The results of subsequent studies have been reassuring, but the question of whether treatment with ovulation-inducing drugs increases risk of ovarian tumors or cancer remains unsettled and cannot be summarily dismissed.¹⁸⁴^–¹⁸⁷ Certainly, no causal relationship between ovulation-inducing drugs and ovarian cancer has been established. Patients with concerns should be counseled that an increase in risk is possible but not established. In addition, carrying a pregnancy to term and using oral contraceptives for 2 or more years have both been demonstrated to significantly reduce overall ovarian cancer risk¹⁸⁸^–¹⁹⁰ and could offset any potential increase in risk from fertility therapy. No change in prescribing practices is warranted, but prolonged treatment with clomiphene citrate is generally futile and should, therefore, be avoided, primarily because it offers little hope of success.²³

PEARLS

• Chemically, clomiphene citrate is a nonsteroidal triphenylethylene derivative and is chemically related to diethylstilbestrol and tamoxifen.

• Clomiphene citrate acts mainly as an antiestrogen.

• Clomiphene citrate binds estrogen receptors for an extended period of time, weeks rather than hours as is the case with natural estrogen.

• The antiestrogenic effect on the hypothalamus, and possibly the pituitary, is believed to be the main mechanism of action of clomiphene citrate for ovarian stimulation.

• It is believed that the hypothalamus is the main site of action because in normally ovulatory women, clomiphene citrate treatment was found to increase GnRH pulse frequency.

• During clomiphene citrate treatment, levels of both LH and FSH rise, then fall after the typical 5-day course of therapy is completed.

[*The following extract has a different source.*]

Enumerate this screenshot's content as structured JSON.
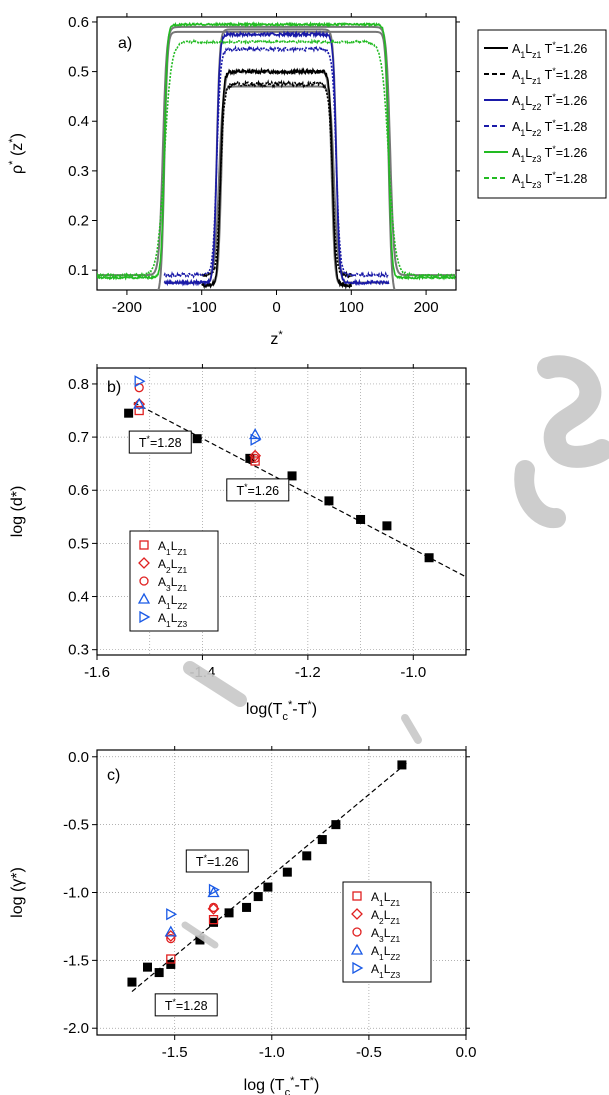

• Treatment typically begins with a single 50-mg tablet daily for 5 consecutive days, increasing by 50-mg increments in subsequent cycles until ovulation is induced.

• Usually the LH surge is observed from 5 to 12 days after the last clomiphene citrate tablet.

• Clomiphene citrate treatment has been reported to successfully induce ovulation in 60% to 80% of properly selected candidates.

• Clomiphene citrate treatment is associated with an increased risk of pregnancy loss, although this might be related to coexisting causes of infertility.

• Preliminary studies suggest that aromatase inhibitors may be an effective and safe alternative to clomiphene citrate for induction or augmentation of ovulation.